Von unseren Gedanken und Gefühlen?
Sie wollen uns immer etwas mitteilen. Dafür müssen wir aber Freiraum im Kopf schaffen und zuhören, anstatt sie immer wieder mit Dingen aus der digitalen Welt zu übertönen. Dieser Freiraum im Kopf entsteht von alleine, wenn wir mal wieder ganz bei der Sache sind und zum Beispiel in Stille aufräumen oder kochen. Das ist gleich eine ganz andere Erfahrung, die super entspannend wirkt und sogar unsere Inspiration boosten kann!
Vom Stress?
Nun ja, Multitasking ist da ganz sicher nicht die nachhaltigste Lösung – Achtsamkeit und Entschleunigung schon eher. Nur so können wir trotz vieler Aufgaben gesammelt und gelassen sein. Denn wenn wir noch mehr Eindrücke auf uns einprasseln lassen, während wir schon drei andere Dinge gleichzeitig tun, bedeutet das physisch und mental schlichtweg noch mehr Stress für uns. So viel, wie wir heutzutage konsumieren, können wir sowieso nicht verarbeiten.
Klar, mehr Monotasking erfordert ein gutes Zeitmanagement und eine angemessene Prioritätensetzung, aber es ist machbar und zahlt sich aus. Die positiven Effekte sind zudem sofort spürbar. Wie wäre es also, wenn wir wieder mehr Tätigkeiten unsere volle Aufmerksamkeit schenken? Ganz im Sinne von: Wenn ich esse, dann esse ich; wenn ich aufräume, räume ich auf; wenn ich Podcast höre, höre ich Podcast; wenn ich koche, koche ich; wenn ich Zug fahre, fahre ich Zug; wenn ich Serie schaue, schaue ich Serie; wenn ich spazieren gehe, gehe ich spazieren; wenn ich telefoniere, telefoniere ich; …

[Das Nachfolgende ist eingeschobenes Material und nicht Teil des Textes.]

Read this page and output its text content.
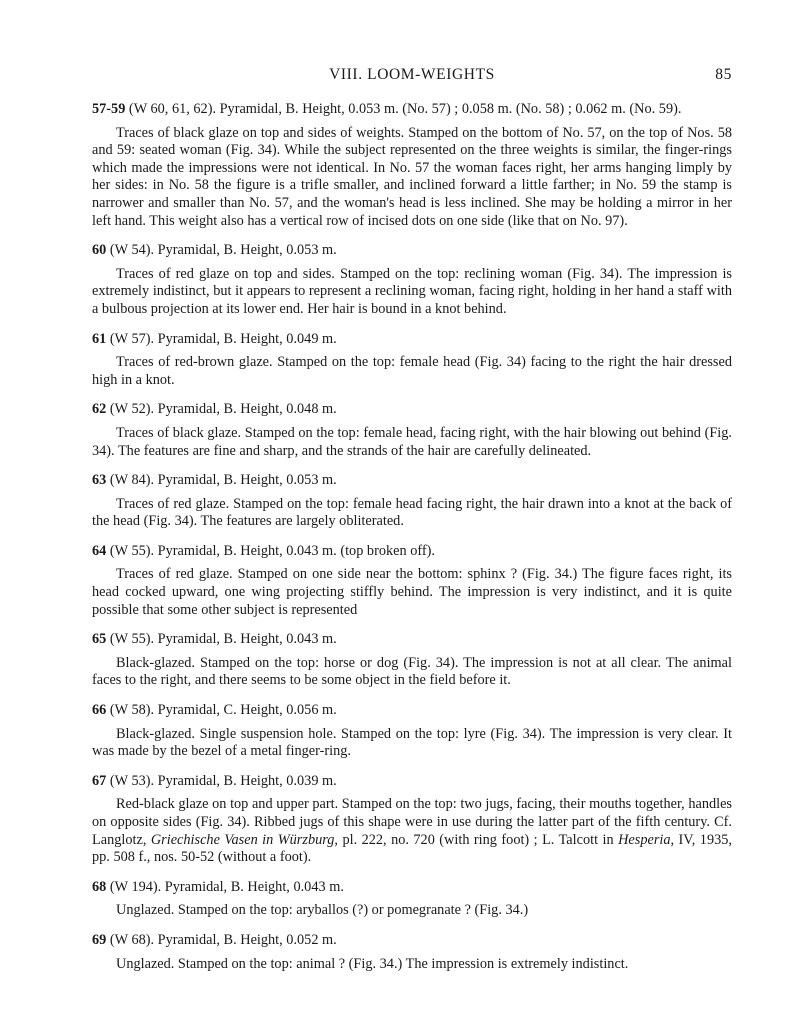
VIII. LOOM-WEIGHTS	85
57-59 (W 60, 61, 62). Pyramidal, B. Height, 0.053 m. (No. 57) ; 0.058 m. (No. 58) ; 0.062 m. (No. 59).
Traces of black glaze on top and sides of weights. Stamped on the bottom of No. 57, on the top of Nos. 58 and 59: seated woman (Fig. 34). While the subject represented on the three weights is similar, the finger-rings which made the impressions were not identical. In No. 57 the woman faces right, her arms hanging limply by her sides: in No. 58 the figure is a trifle smaller, and inclined forward a little farther; in No. 59 the stamp is narrower and smaller than No. 57, and the woman's head is less inclined. She may be holding a mirror in her left hand. This weight also has a vertical row of incised dots on one side (like that on No. 97).
60 (W 54). Pyramidal, B. Height, 0.053 m.
Traces of red glaze on top and sides. Stamped on the top: reclining woman (Fig. 34). The impression is extremely indistinct, but it appears to represent a reclining woman, facing right, holding in her hand a staff with a bulbous projection at its lower end. Her hair is bound in a knot behind.
61 (W 57). Pyramidal, B. Height, 0.049 m.
Traces of red-brown glaze. Stamped on the top: female head (Fig. 34) facing to the right the hair dressed high in a knot.
62 (W 52). Pyramidal, B. Height, 0.048 m.
Traces of black glaze. Stamped on the top: female head, facing right, with the hair blowing out behind (Fig. 34). The features are fine and sharp, and the strands of the hair are carefully delineated.
63 (W 84). Pyramidal, B. Height, 0.053 m.
Traces of red glaze. Stamped on the top: female head facing right, the hair drawn into a knot at the back of the head (Fig. 34). The features are largely obliterated.
64 (W 55). Pyramidal, B. Height, 0.043 m. (top broken off).
Traces of red glaze. Stamped on one side near the bottom: sphinx ? (Fig. 34.) The figure faces right, its head cocked upward, one wing projecting stiffly behind. The impression is very indistinct, and it is quite possible that some other subject is represented
65 (W 55). Pyramidal, B. Height, 0.043 m.
Black-glazed. Stamped on the top: horse or dog (Fig. 34). The impression is not at all clear. The animal faces to the right, and there seems to be some object in the field before it.
66 (W 58). Pyramidal, C. Height, 0.056 m.
Black-glazed. Single suspension hole. Stamped on the top: lyre (Fig. 34). The impression is very clear. It was made by the bezel of a metal finger-ring.
67 (W 53). Pyramidal, B. Height, 0.039 m.
Red-black glaze on top and upper part. Stamped on the top: two jugs, facing, their mouths together, handles on opposite sides (Fig. 34). Ribbed jugs of this shape were in use during the latter part of the fifth century. Cf. Langlotz, Griechische Vasen in Würzburg, pl. 222, no. 720 (with ring foot) ; L. Talcott in Hesperia, IV, 1935, pp. 508 f., nos. 50-52 (without a foot).
68 (W 194). Pyramidal, B. Height, 0.043 m.
Unglazed. Stamped on the top: aryballos (?) or pomegranate ? (Fig. 34.)
69 (W 68). Pyramidal, B. Height, 0.052 m.
Unglazed. Stamped on the top: animal ? (Fig. 34.) The impression is extremely indistinct.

Wenn man die Welt so beobachtet, gibt es zu jeder Bewegung immer eine Gegenbewegung. Das ist ganz natürlich und ein Weg der Annäherung, der uns am Ende hoffentlich zu einer gesunden Mitte führt. Wir müssen Dinge ausprobieren, bevor wir sagen können, ob sie gut oder schlecht für uns sind. Ich glaube zudem, dass nichts falsch daran ist, hin und wieder beim Essen Netflix, YouTube oder was auch immer zu schauen oder beim Kochen Podcast oder Musik zu hören. Doch wenn man es ohne diesen Konsumdrang und die Dauerbeschallung nicht mehr geht, sollte man schon mal hinterfragen, woher das kommt und warum man das unbedingt braucht.